Putting together a daily study routine is where most cosmetology students either succeed or struggle, regardless of how many books they own. The most effective approach combines short daily sessions with longer weekend review blocks, totaling 12 to 18 hours per week during active exam prep. Daily 30 to 45 minute sessions before school or during lunch breaks reinforce material gradually, while two-hour weekend blocks allow for full chapter reviews, practice exams, and procedure drills.
Use the Pomodoro technique to maintain focus during longer study sessions. Set a timer for 25 minutes of uninterrupted study, take a 5 minute break, and repeat four times before taking a longer 15 to 30 minute break. This rhythm prevents mental fatigue, reduces the temptation to check your phone, and matches how human attention actually works according to cognitive science research. Many students find they retain more in two focused Pomodoros than in three hours of distracted reading.
Rotate your study materials throughout the week rather than using the same resource every day. Monday might be Milady textbook reading, Tuesday flashcards and key terms, Wednesday online practice questions, Thursday workbook exercises, Friday video demonstrations, and weekends reserved for full-length practice exams and mock practicals. This variety keeps your brain engaged and reinforces material through multiple modalities, which research shows improves long-term recall significantly.
Track your progress in a study journal or spreadsheet to maintain motivation across the months of preparation required. Record which chapters you reviewed, how many practice questions you completed, your score on each practice exam, and which topics still feel weak. Reviewing this log weekly shows tangible progress when motivation wanes and helps you identify patterns, such as consistently struggling with chemistry questions or repeatedly forgetting cranial bone names.
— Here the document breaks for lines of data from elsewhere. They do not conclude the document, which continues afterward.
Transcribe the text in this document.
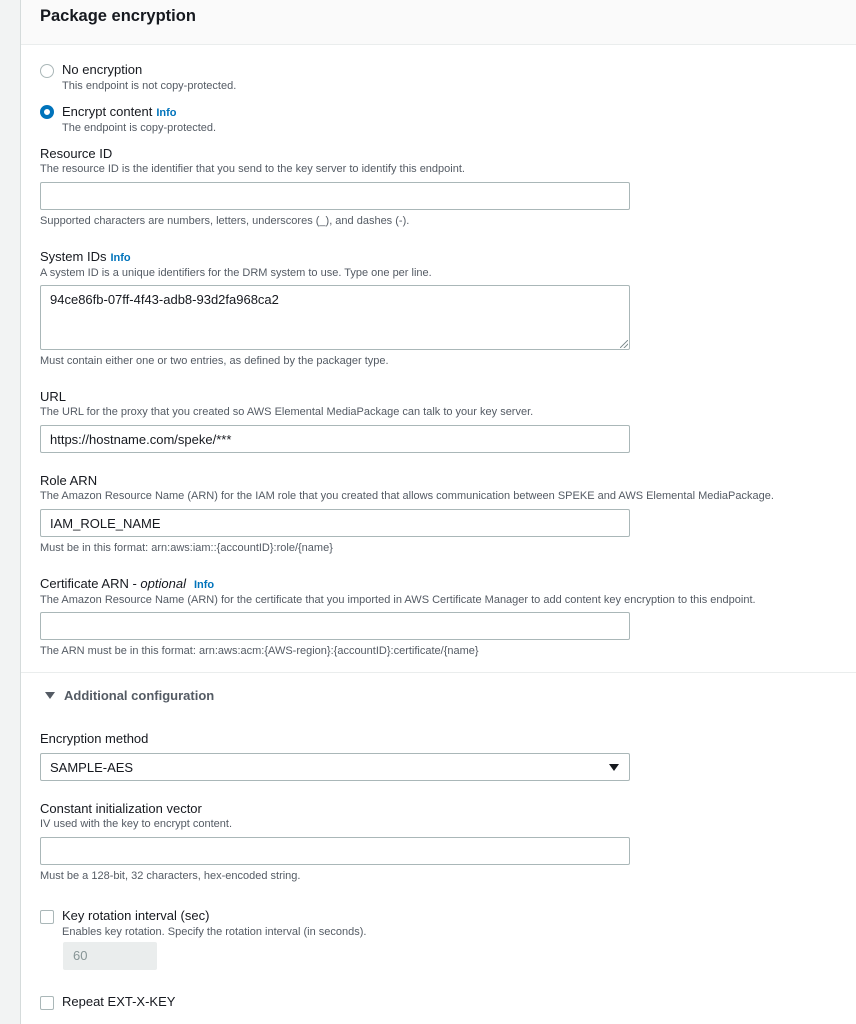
Package encryption
No encryption
This endpoint is not copy-protected.
Encrypt content Info
The endpoint is copy-protected.
Resource ID
The resource ID is the identifier that you send to the key server to identify this endpoint.
Supported characters are numbers, letters, underscores (_), and dashes (-).
System IDs Info
A system ID is a unique identifiers for the DRM system to use. Type one per line.
94ce86fb-07ff-4f43-adb8-93d2fa968ca2
Must contain either one or two entries, as defined by the packager type.
URL
The URL for the proxy that you created so AWS Elemental MediaPackage can talk to your key server.
https://hostname.com/speke/***
Role ARN
The Amazon Resource Name (ARN) for the IAM role that you created that allows communication between SPEKE and AWS Elemental MediaPackage.
IAM_ROLE_NAME
Must be in this format: arn:aws:iam::{accountID}:role/{name}
Certificate ARN - optional Info
The Amazon Resource Name (ARN) for the certificate that you imported in AWS Certificate Manager to add content key encryption to this endpoint.
The ARN must be in this format: arn:aws:acm:{AWS-region}:{accountID}:certificate/{name}
Additional configuration
Encryption method
SAMPLE-AES
Constant initialization vector
IV used with the key to encrypt content.
Must be a 128-bit, 32 characters, hex-encoded string.
Key rotation interval (sec)
Enables key rotation. Specify the rotation interval (in seconds).
60
Repeat EXT-X-KEY
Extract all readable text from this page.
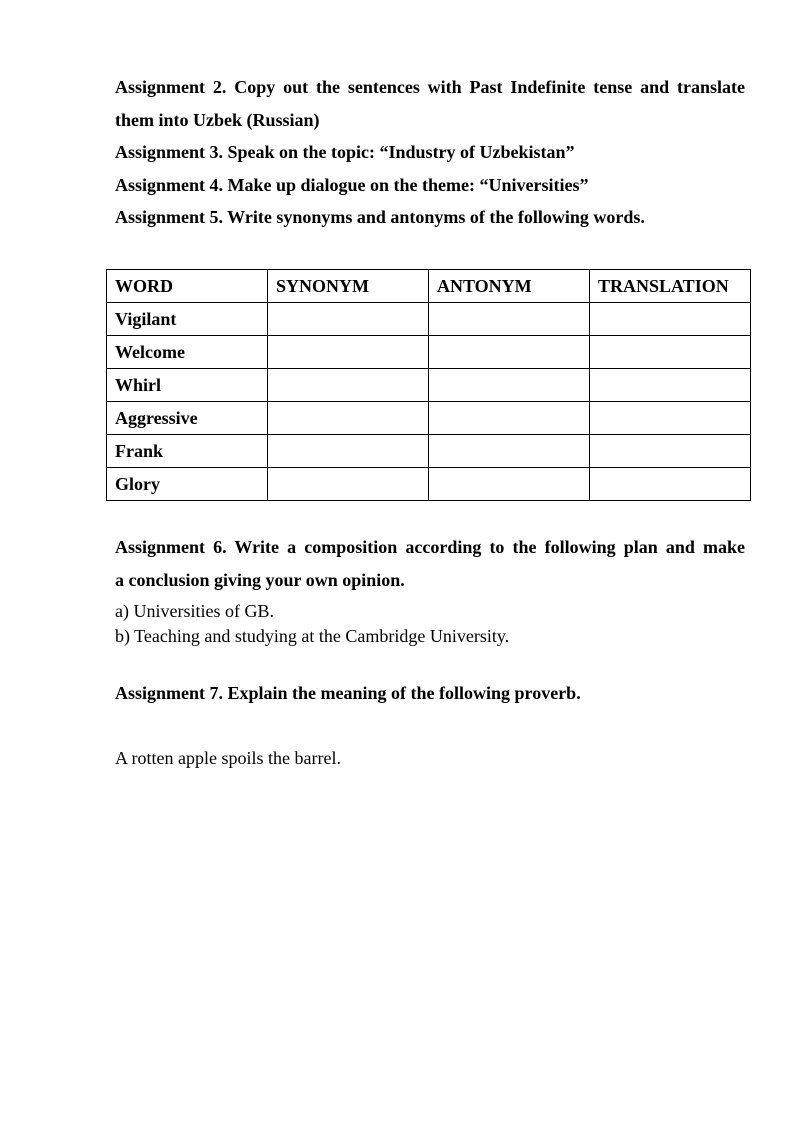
Assignment 2. Copy out the sentences with Past Indefinite tense and translate
them into Uzbek (Russian)
Assignment 3. Speak on the topic: “Industry of Uzbekistan”
Assignment 4. Make up dialogue on the theme: “Universities”
Assignment 5. Write synonyms and antonyms of the following words.
WORD	SYNONYM	ANTONYM	TRANSLATION
Vigilant			
Welcome			
Whirl			
Aggressive			
Frank			
Glory			
Assignment 6. Write a composition according to the following plan and make
a conclusion giving your own opinion.
a) Universities of GB.
b) Teaching and studying at the Cambridge University.
Assignment 7. Explain the meaning of the following proverb.
A rotten apple spoils the barrel.
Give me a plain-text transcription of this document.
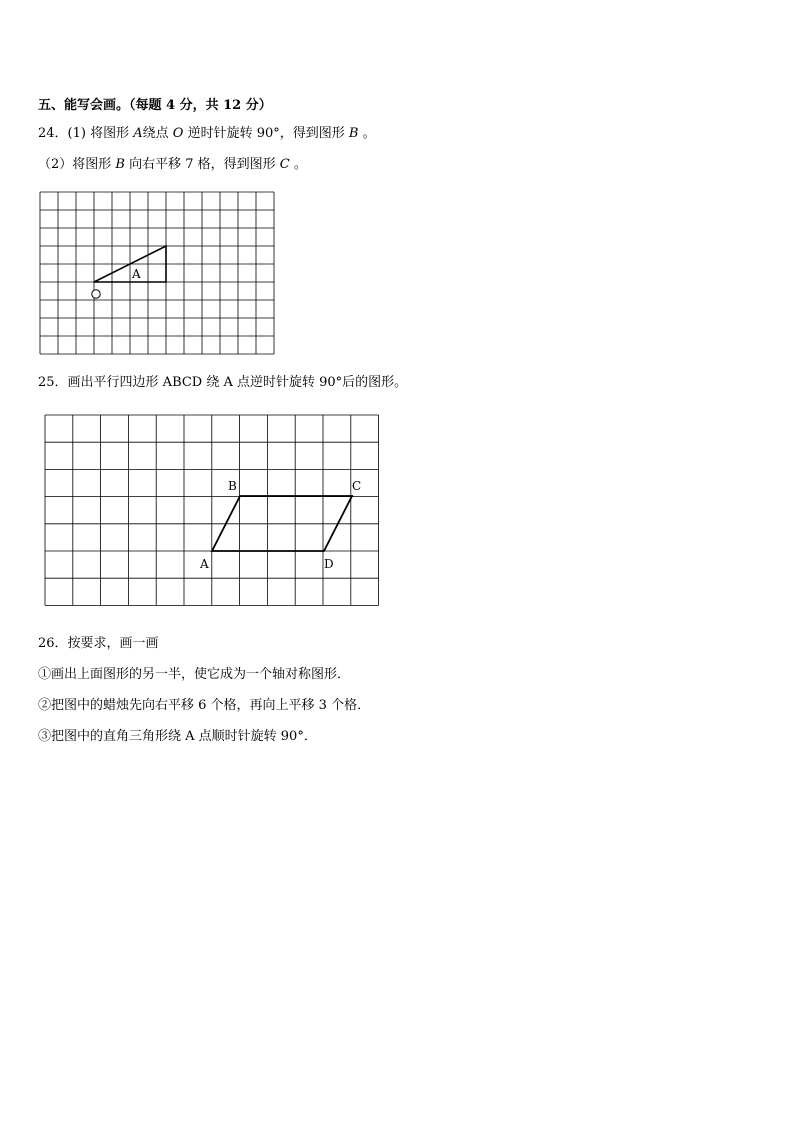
五、能写会画。（每题 4 分，共 12 分）
24．(1) 将图形 A绕点 O 逆时针旋转 90°，得到图形 B 。
（2）将图形 B 向右平移 7 格，得到图形 C 。
A
25．画出平行四边形 ABCD 绕 A 点逆时针旋转 90°后的图形。
A
B	C
D
26．按要求，画一画
①画出上面图形的另一半，使它成为一个轴对称图形．
②把图中的蜡烛先向右平移 6 个格，再向上平移 3 个格．
③把图中的直角三角形绕 A 点顺时针旋转 90°．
Build accountability into your study routine through external commitments. Tell family members or roommates your testing date so they support your study time, find a classmate who will text you daily check-ins, or join an online study group with weekly video calls. The students who pass on the first attempt nearly always have at least one accountability mechanism beyond pure self-discipline, because exam prep over 8 to 12 weeks requires sustained effort that is genuinely difficult to maintain alone.
Reward yourself for hitting study milestones to maintain long-term motivation. Finishing all 22 Milady chapters deserves a small celebration, scoring above 80 percent on a full practice exam earns a nice dinner out, and passing your real state board exam justifies a significant reward you have been planning for months. These positive associations make the study process feel less like punishment and more like progress toward a meaningful career milestone you have earned through real effort.
On exam day itself, trust your preparation and avoid the temptation to cram new material in the morning. Wake up 30 minutes earlier than necessary, eat a substantial breakfast with protein and complex carbohydrates, arrive at the testing center 30 minutes early, and bring identification along with any documents your state requires. Read every question carefully twice, answer the easy ones first, flag harder questions for review, and use every minute of allotted time before submitting your final exam.